陈烈心想,那就直接去村委会吧,说不定村长在那。
他沿着乡间小路,朝着村委会的方向走去。
路两旁的田野里还是白茫茫的一片,春风微浮,没有了冬日的冷意,却带着几分迟来的温暖。
走到半路,陈烈隐约听到村委会那边传来一阵争吵声,声音有些嘈杂,听不真切他们在吵些什么。
他心里疑惑,加快了脚步,想弄清楚发生了什么事。
陈烈快步走到村委会门口,嘈杂的争吵声更加清晰了。
“凭啥不给我们陈家坳?刘家沟那破地方都能有砖厂,我们咋就不行?”一个粗犷的声音吼道。
“老栓子,你嚷嚷啥?指标就那么多,县里都定好了!”村长的声音带着明显的怒气,“你以为我不想争取?我跑断了腿也没用!”

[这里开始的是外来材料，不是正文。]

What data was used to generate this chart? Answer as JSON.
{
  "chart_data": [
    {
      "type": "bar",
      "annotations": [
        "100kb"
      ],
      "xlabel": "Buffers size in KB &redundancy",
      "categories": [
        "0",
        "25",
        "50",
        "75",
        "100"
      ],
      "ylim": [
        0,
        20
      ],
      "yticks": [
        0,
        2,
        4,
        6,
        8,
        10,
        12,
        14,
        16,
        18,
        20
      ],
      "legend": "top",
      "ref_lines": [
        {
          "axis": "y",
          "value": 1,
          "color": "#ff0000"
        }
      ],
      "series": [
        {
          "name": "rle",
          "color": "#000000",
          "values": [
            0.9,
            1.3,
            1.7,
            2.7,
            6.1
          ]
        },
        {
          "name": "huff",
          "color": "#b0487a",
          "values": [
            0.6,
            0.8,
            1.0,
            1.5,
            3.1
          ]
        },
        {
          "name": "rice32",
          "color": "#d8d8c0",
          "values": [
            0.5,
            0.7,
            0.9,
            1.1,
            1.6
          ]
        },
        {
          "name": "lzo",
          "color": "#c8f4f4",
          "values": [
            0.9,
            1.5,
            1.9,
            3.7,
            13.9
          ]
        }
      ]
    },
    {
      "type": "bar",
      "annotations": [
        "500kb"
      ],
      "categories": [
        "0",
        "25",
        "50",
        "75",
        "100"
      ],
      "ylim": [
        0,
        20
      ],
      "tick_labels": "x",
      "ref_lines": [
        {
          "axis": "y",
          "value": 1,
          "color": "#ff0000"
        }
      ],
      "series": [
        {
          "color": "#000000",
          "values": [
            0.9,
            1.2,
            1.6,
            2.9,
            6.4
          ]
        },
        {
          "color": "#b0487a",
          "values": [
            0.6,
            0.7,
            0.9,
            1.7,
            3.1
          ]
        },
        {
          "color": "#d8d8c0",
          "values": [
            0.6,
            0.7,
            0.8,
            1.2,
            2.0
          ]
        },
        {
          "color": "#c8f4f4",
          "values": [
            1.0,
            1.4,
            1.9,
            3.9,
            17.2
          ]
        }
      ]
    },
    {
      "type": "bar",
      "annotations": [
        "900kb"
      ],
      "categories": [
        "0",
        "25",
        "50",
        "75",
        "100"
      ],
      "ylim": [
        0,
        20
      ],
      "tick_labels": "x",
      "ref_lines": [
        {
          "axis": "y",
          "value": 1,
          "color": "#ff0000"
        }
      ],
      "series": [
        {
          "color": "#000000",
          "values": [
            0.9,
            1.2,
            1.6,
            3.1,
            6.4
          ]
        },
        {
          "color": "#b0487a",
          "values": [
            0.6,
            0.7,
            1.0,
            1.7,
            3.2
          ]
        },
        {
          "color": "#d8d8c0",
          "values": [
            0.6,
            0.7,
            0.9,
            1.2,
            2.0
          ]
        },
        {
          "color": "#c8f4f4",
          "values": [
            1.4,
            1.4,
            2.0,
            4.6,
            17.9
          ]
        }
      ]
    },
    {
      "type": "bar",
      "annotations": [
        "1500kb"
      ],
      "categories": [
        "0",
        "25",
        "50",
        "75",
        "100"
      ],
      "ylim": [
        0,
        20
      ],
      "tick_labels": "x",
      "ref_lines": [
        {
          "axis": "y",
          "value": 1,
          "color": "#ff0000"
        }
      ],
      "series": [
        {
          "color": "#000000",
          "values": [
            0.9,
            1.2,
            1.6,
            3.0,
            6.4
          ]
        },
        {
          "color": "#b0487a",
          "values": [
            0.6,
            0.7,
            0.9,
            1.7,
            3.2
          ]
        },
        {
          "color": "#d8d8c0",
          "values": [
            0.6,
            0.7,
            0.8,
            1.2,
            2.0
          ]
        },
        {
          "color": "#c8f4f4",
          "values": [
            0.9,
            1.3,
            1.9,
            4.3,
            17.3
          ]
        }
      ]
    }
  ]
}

陈烈推门而入,屋内烟雾缭绕,七八个村民围着村长,个个面红耳赤。
见陈烈进来,原本剑拔弩张的气氛顿时缓和了不少。
“烈子回来了!”一个村民咧嘴笑着,露出一口黄牙,“结婚证办好了?”
“办好了,叔。”陈烈笑着点头,又看向另一个村民,“刚回来没两天。”
“烈子,你回来的正好!”另一个村民凑过来,压低声音说道,“这砖厂的事,你得帮我们说道说道,村长他……”
陈烈摆摆手,示意他稍安勿躁,然后看向村长,关切地问道:“村长,这是咋回事?火气这么大?”

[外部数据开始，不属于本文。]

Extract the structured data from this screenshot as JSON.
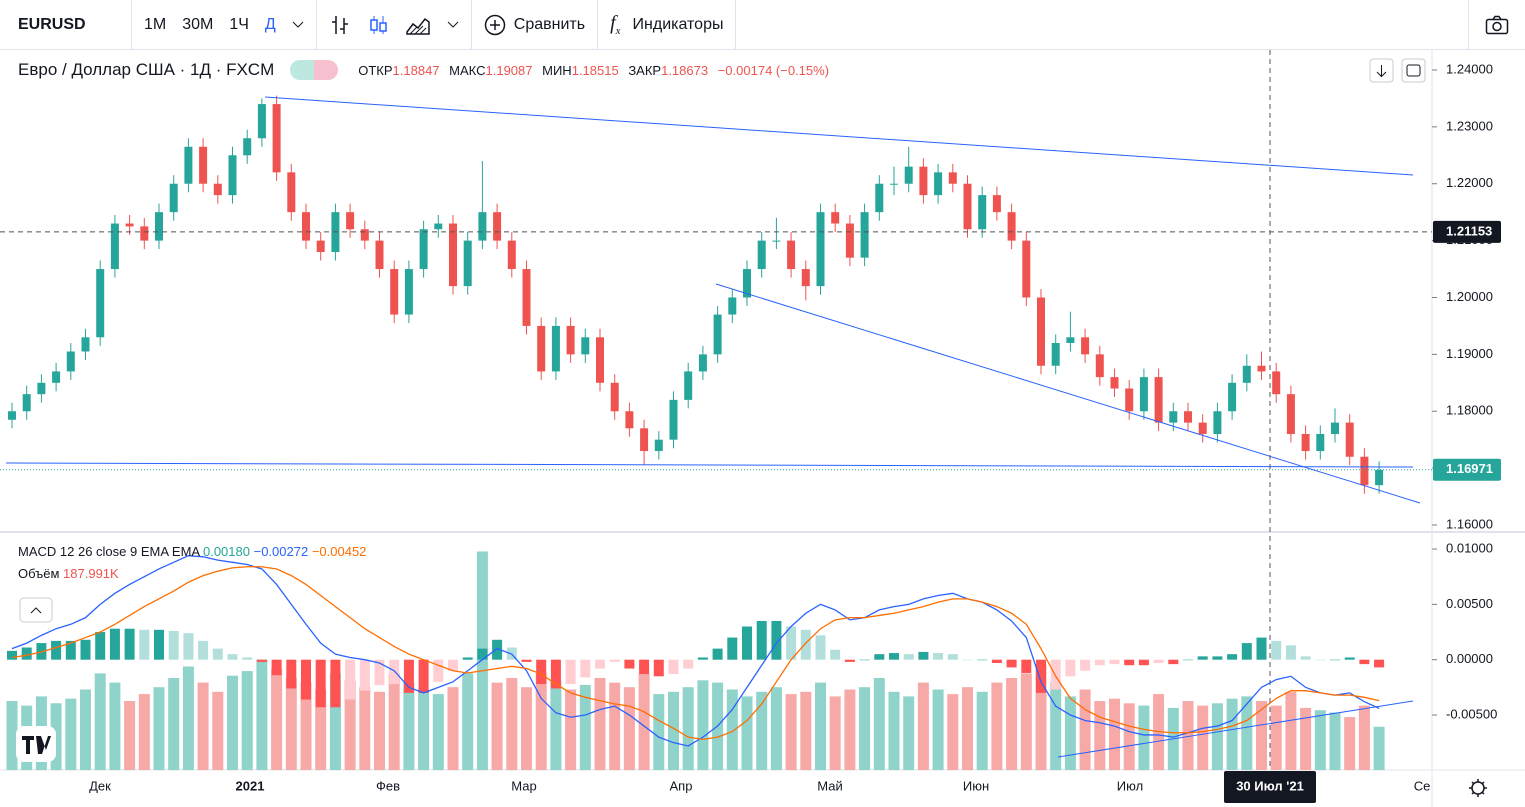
{
  "toolbar": {
    "symbol": "EURUSD",
    "intervals": [
      "1М",
      "30М",
      "1Ч",
      "Д"
    ],
    "compare": "Сравнить",
    "indicators": "Индикаторы"
  },
  "chart_data": [
    {
      "type": "candlestick",
      "title": "Евро / Доллар США · 1Д · FXCM",
      "ohlc_labels": [
        "ОТКР",
        "МАКС",
        "МИН",
        "ЗАКР"
      ],
      "ohlc_values": [
        "1.18847",
        "1.19087",
        "1.18515",
        "1.18673"
      ],
      "change": "−0.00174 (−0.15%)",
      "up_color": "#26a69a",
      "down_color": "#ef5350",
      "open": [
        1.1785,
        1.18,
        1.183,
        1.185,
        1.187,
        1.1905,
        1.193,
        1.205,
        1.213,
        1.2125,
        1.21,
        1.215,
        1.22,
        1.2265,
        1.22,
        1.218,
        1.225,
        1.228,
        1.234,
        1.222,
        1.215,
        1.21,
        1.208,
        1.215,
        1.212,
        1.21,
        1.205,
        1.197,
        1.205,
        1.212,
        1.213,
        1.202,
        1.21,
        1.215,
        1.21,
        1.205,
        1.195,
        1.187,
        1.195,
        1.19,
        1.193,
        1.185,
        1.18,
        1.177,
        1.173,
        1.175,
        1.182,
        1.187,
        1.19,
        1.197,
        1.2,
        1.205,
        1.21,
        1.21,
        1.205,
        1.202,
        1.215,
        1.213,
        1.207,
        1.215,
        1.22,
        1.22,
        1.223,
        1.218,
        1.222,
        1.22,
        1.212,
        1.218,
        1.215,
        1.21,
        1.2,
        1.188,
        1.192,
        1.193,
        1.19,
        1.186,
        1.184,
        1.18,
        1.186,
        1.178,
        1.18,
        1.178,
        1.176,
        1.18,
        1.185,
        1.188,
        1.187,
        1.183,
        1.176,
        1.173,
        1.176,
        1.178,
        1.172,
        1.167
      ],
      "high": [
        1.1815,
        1.1845,
        1.1865,
        1.1885,
        1.192,
        1.1945,
        1.2065,
        1.2145,
        1.2145,
        1.214,
        1.2165,
        1.2215,
        1.228,
        1.228,
        1.2215,
        1.2265,
        1.2295,
        1.235,
        1.2355,
        1.2235,
        1.2165,
        1.2115,
        1.2165,
        1.2165,
        1.2135,
        1.2115,
        1.2065,
        1.2065,
        1.2135,
        1.2145,
        1.2145,
        1.2115,
        1.224,
        1.2165,
        1.2115,
        1.2065,
        1.1965,
        1.1965,
        1.1965,
        1.1945,
        1.1945,
        1.1865,
        1.1815,
        1.1785,
        1.1765,
        1.1835,
        1.1885,
        1.1915,
        1.1985,
        1.2015,
        1.2065,
        1.2115,
        1.214,
        1.2115,
        1.2065,
        1.2165,
        1.2165,
        1.2145,
        1.2165,
        1.2215,
        1.223,
        1.2265,
        1.2245,
        1.2235,
        1.2235,
        1.2215,
        1.2195,
        1.2195,
        1.2165,
        1.2115,
        1.2015,
        1.1935,
        1.1975,
        1.1945,
        1.1915,
        1.1875,
        1.1855,
        1.1875,
        1.1875,
        1.1815,
        1.1815,
        1.1795,
        1.1815,
        1.1865,
        1.19,
        1.1905,
        1.1885,
        1.1845,
        1.1775,
        1.1775,
        1.1805,
        1.1795,
        1.1735,
        1.1712
      ],
      "low": [
        1.177,
        1.1785,
        1.1815,
        1.1835,
        1.1855,
        1.189,
        1.1915,
        1.2035,
        1.211,
        1.2085,
        1.2085,
        1.2135,
        1.2185,
        1.2185,
        1.2165,
        1.2165,
        1.2235,
        1.2265,
        1.2205,
        1.2135,
        1.2085,
        1.2065,
        1.2065,
        1.2105,
        1.2085,
        1.2035,
        1.1955,
        1.1955,
        1.2035,
        1.2105,
        1.2005,
        1.2005,
        1.2085,
        1.2085,
        1.2035,
        1.1935,
        1.1855,
        1.1855,
        1.1885,
        1.1885,
        1.1835,
        1.1785,
        1.1755,
        1.1705,
        1.1715,
        1.1735,
        1.1805,
        1.1855,
        1.1885,
        1.1955,
        1.1985,
        1.2035,
        1.2085,
        1.2035,
        1.1995,
        1.2005,
        1.2115,
        1.2055,
        1.2055,
        1.2135,
        1.218,
        1.2185,
        1.2165,
        1.2165,
        1.2185,
        1.2105,
        1.2105,
        1.2135,
        1.2085,
        1.1985,
        1.1865,
        1.1865,
        1.1905,
        1.1885,
        1.1845,
        1.1825,
        1.1785,
        1.1785,
        1.1765,
        1.1765,
        1.1765,
        1.1745,
        1.1745,
        1.1785,
        1.1835,
        1.1855,
        1.1815,
        1.1745,
        1.1715,
        1.1715,
        1.1745,
        1.1705,
        1.1655,
        1.1655
      ],
      "close": [
        1.18,
        1.183,
        1.185,
        1.187,
        1.1905,
        1.193,
        1.205,
        1.213,
        1.2125,
        1.21,
        1.215,
        1.22,
        1.2265,
        1.22,
        1.218,
        1.225,
        1.228,
        1.234,
        1.222,
        1.215,
        1.21,
        1.208,
        1.215,
        1.212,
        1.21,
        1.205,
        1.197,
        1.205,
        1.212,
        1.213,
        1.202,
        1.21,
        1.215,
        1.21,
        1.205,
        1.195,
        1.187,
        1.195,
        1.19,
        1.193,
        1.185,
        1.18,
        1.177,
        1.173,
        1.175,
        1.182,
        1.187,
        1.19,
        1.197,
        1.2,
        1.205,
        1.21,
        1.21,
        1.205,
        1.202,
        1.215,
        1.213,
        1.207,
        1.215,
        1.22,
        1.22,
        1.223,
        1.218,
        1.222,
        1.22,
        1.212,
        1.218,
        1.215,
        1.21,
        1.2,
        1.188,
        1.192,
        1.193,
        1.19,
        1.186,
        1.184,
        1.18,
        1.186,
        1.178,
        1.18,
        1.178,
        1.176,
        1.18,
        1.185,
        1.188,
        1.187,
        1.183,
        1.176,
        1.173,
        1.176,
        1.178,
        1.172,
        1.167,
        1.1697
      ],
      "ylim": [
        1.15912,
        1.24316
      ],
      "yticks": [
        {
          "value": 1.24,
          "label": "1.24000"
        },
        {
          "value": 1.23,
          "label": "1.23000"
        },
        {
          "value": 1.22,
          "label": "1.22000"
        },
        {
          "value": 1.21,
          "label": "1.21000"
        },
        {
          "value": 1.2,
          "label": "1.20000"
        },
        {
          "value": 1.19,
          "label": "1.19000"
        },
        {
          "value": 1.18,
          "label": "1.18000"
        },
        {
          "value": 1.17,
          "label": "1.17000"
        },
        {
          "value": 1.16,
          "label": "1.16000"
        }
      ],
      "last_price": {
        "value": 1.16971,
        "label": "1.16971"
      },
      "crosshair": {
        "value": 1.21153,
        "label": "1.21153",
        "date": "30 Июл '21"
      },
      "xtick_labels": [
        "Дек",
        "2021",
        "Фев",
        "Мар",
        "Апр",
        "Май",
        "Июн",
        "Июл",
        "Се"
      ]
    },
    {
      "type": "macd",
      "title": "MACD 12 26 close 9 EMA EMA",
      "legend_values": [
        "0.00180",
        "−0.00272",
        "−0.00452"
      ],
      "ylim": [
        -0.00997,
        0.01127
      ],
      "yticks": [
        {
          "value": 0.01,
          "label": "0.01000"
        },
        {
          "value": 0.005,
          "label": "0.00500"
        },
        {
          "value": 0,
          "label": "0.00000"
        },
        {
          "value": -0.005,
          "label": "-0.00500"
        }
      ],
      "histogram": {
        "colors": [
          "#26a69a",
          "#b2dfdb",
          "#ff5252",
          "#ffcdd2"
        ],
        "values": [
          0.0008,
          0.0011,
          0.0015,
          0.0017,
          0.0017,
          0.0018,
          0.0025,
          0.0028,
          0.0028,
          0.0027,
          0.0027,
          0.0026,
          0.0024,
          0.0017,
          0.001,
          0.0005,
          0.0002,
          -0.0002,
          -0.0014,
          -0.0026,
          -0.0036,
          -0.0043,
          -0.0043,
          -0.0036,
          -0.0028,
          -0.0023,
          -0.0022,
          -0.003,
          -0.003,
          -0.002,
          -0.001,
          0.0002,
          0.001,
          0.0018,
          0.0011,
          -0.0002,
          -0.0022,
          -0.0026,
          -0.0022,
          -0.0016,
          -0.0008,
          -0.0002,
          -0.0008,
          -0.0013,
          -0.0015,
          -0.0013,
          -0.0008,
          0.0002,
          0.001,
          0.002,
          0.003,
          0.0035,
          0.0035,
          0.003,
          0.0027,
          0.0022,
          0.0009,
          -0.0002,
          0.0,
          0.0005,
          0.0006,
          0.0005,
          0.0007,
          0.0006,
          0.0005,
          0.0,
          0.0,
          -0.0003,
          -0.0007,
          -0.0012,
          -0.003,
          -0.0027,
          -0.0015,
          -0.001,
          -0.0005,
          -0.0004,
          -0.0005,
          -0.0005,
          -0.0003,
          -0.0004,
          0.0,
          0.0003,
          0.0003,
          0.0005,
          0.0015,
          0.002,
          0.0017,
          0.0013,
          0.0003,
          0.0,
          0.0,
          0.0002,
          -0.0004,
          -0.0007
        ]
      },
      "series": [
        {
          "color": "#2962ff",
          "values": [
            0.001,
            0.0015,
            0.0022,
            0.0028,
            0.0032,
            0.0038,
            0.005,
            0.006,
            0.0068,
            0.0075,
            0.0082,
            0.0088,
            0.0094,
            0.0093,
            0.009,
            0.0088,
            0.0086,
            0.0082,
            0.0068,
            0.005,
            0.0032,
            0.0015,
            0.0005,
            0.0002,
            0.0,
            -0.0003,
            -0.001,
            -0.0025,
            -0.003,
            -0.0025,
            -0.002,
            -0.001,
            0.0,
            0.001,
            0.0005,
            -0.001,
            -0.0035,
            -0.0048,
            -0.0052,
            -0.005,
            -0.0045,
            -0.0042,
            -0.005,
            -0.006,
            -0.007,
            -0.0075,
            -0.0078,
            -0.007,
            -0.006,
            -0.0045,
            -0.0025,
            -0.0005,
            0.0015,
            0.003,
            0.0042,
            0.005,
            0.0045,
            0.0036,
            0.0038,
            0.0045,
            0.0048,
            0.005,
            0.0055,
            0.0058,
            0.006,
            0.0055,
            0.0052,
            0.0045,
            0.0035,
            0.002,
            -0.002,
            -0.0042,
            -0.005,
            -0.0055,
            -0.0057,
            -0.006,
            -0.0065,
            -0.0068,
            -0.0068,
            -0.007,
            -0.0066,
            -0.0062,
            -0.006,
            -0.0055,
            -0.004,
            -0.0025,
            -0.0018,
            -0.0015,
            -0.0025,
            -0.003,
            -0.0032,
            -0.003,
            -0.0038,
            -0.0044
          ]
        },
        {
          "color": "#ff6d00",
          "values": [
            0.0002,
            0.0004,
            0.0007,
            0.0011,
            0.0015,
            0.002,
            0.0025,
            0.0032,
            0.004,
            0.0048,
            0.0055,
            0.0062,
            0.007,
            0.0076,
            0.008,
            0.0083,
            0.0084,
            0.0084,
            0.0082,
            0.0076,
            0.0068,
            0.0058,
            0.0048,
            0.0038,
            0.0028,
            0.002,
            0.0012,
            0.0005,
            0.0,
            -0.0005,
            -0.001,
            -0.0012,
            -0.001,
            -0.0008,
            -0.0006,
            -0.0008,
            -0.0013,
            -0.0022,
            -0.003,
            -0.0034,
            -0.0037,
            -0.004,
            -0.0042,
            -0.0047,
            -0.0055,
            -0.0062,
            -0.007,
            -0.0072,
            -0.007,
            -0.0065,
            -0.0055,
            -0.004,
            -0.002,
            0.0,
            0.0015,
            0.0028,
            0.0036,
            0.0038,
            0.0038,
            0.004,
            0.0042,
            0.0045,
            0.0048,
            0.0052,
            0.0055,
            0.0055,
            0.0052,
            0.0048,
            0.0042,
            0.0032,
            0.001,
            -0.0015,
            -0.0035,
            -0.0045,
            -0.0052,
            -0.0056,
            -0.006,
            -0.0063,
            -0.0065,
            -0.0066,
            -0.0066,
            -0.0065,
            -0.0063,
            -0.006,
            -0.0055,
            -0.0045,
            -0.0035,
            -0.0028,
            -0.0028,
            -0.003,
            -0.0032,
            -0.0032,
            -0.0034,
            -0.0037
          ]
        }
      ]
    },
    {
      "type": "bar",
      "title": "Объём",
      "legend_value": "187.991K",
      "up_color": "#8fd3cb",
      "down_color": "#f7a9a8",
      "ylim": [
        0,
        1000000
      ],
      "values": [
        300000,
        280000,
        320000,
        290000,
        310000,
        350000,
        420000,
        380000,
        300000,
        330000,
        360000,
        400000,
        450000,
        380000,
        340000,
        410000,
        430000,
        480000,
        440000,
        400000,
        380000,
        350000,
        420000,
        390000,
        360000,
        340000,
        420000,
        380000,
        350000,
        330000,
        360000,
        420000,
        950000,
        380000,
        400000,
        360000,
        420000,
        390000,
        350000,
        370000,
        400000,
        380000,
        360000,
        420000,
        330000,
        340000,
        360000,
        390000,
        380000,
        350000,
        320000,
        340000,
        360000,
        330000,
        340000,
        380000,
        320000,
        350000,
        360000,
        400000,
        340000,
        320000,
        380000,
        350000,
        330000,
        360000,
        340000,
        380000,
        400000,
        420000,
        460000,
        380000,
        320000,
        350000,
        300000,
        310000,
        290000,
        280000,
        330000,
        270000,
        300000,
        280000,
        290000,
        310000,
        320000,
        300000,
        280000,
        340000,
        270000,
        260000,
        250000,
        230000,
        280000,
        187991
      ]
    }
  ]
}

村长重重地叹了口气,指着那几个村民对陈烈说道:“烈子,你自己问问他们!”
还没等陈烈开口,村民们又七嘴八舌地说了起来。
“烈子,你不知道啊,县里要收回刘家沟砖厂的指标!刘守仁让枪打的瘫痪了,那场子也废了!”老栓子激动地说道,唾沫星子四溅。
另一个村民连忙补充道:“这可是个好机会啊!我们才来找村长,让他去县里争取争取,把砖厂的指标拿来,在陈家坳也弄个砖厂!”
这话一出,立刻得到了其他村民的响应,“对啊!我们陈家坳人多地广,为啥不能有砖厂?”
村委会里再次乱哄哄起来,像一锅沸腾的开水。陈烈揉了揉太阳穴,总算是听明白了。
刘家沟的砖厂因为刘守仁瘫痪倒闭了,现在县里空出来一个指标,陈家坳的村民想把这个指标争取过来。
他看了看村长,发现村长眉头紧锁,一副欲言又止的模样,心里猜测这其中恐怕还有什么难言之隐。
“各位叔伯,都别吵了!”陈烈提高了声音,语气中带着一丝威严,“先出去一下,我和村长唠唠,到时候再跟你们说。”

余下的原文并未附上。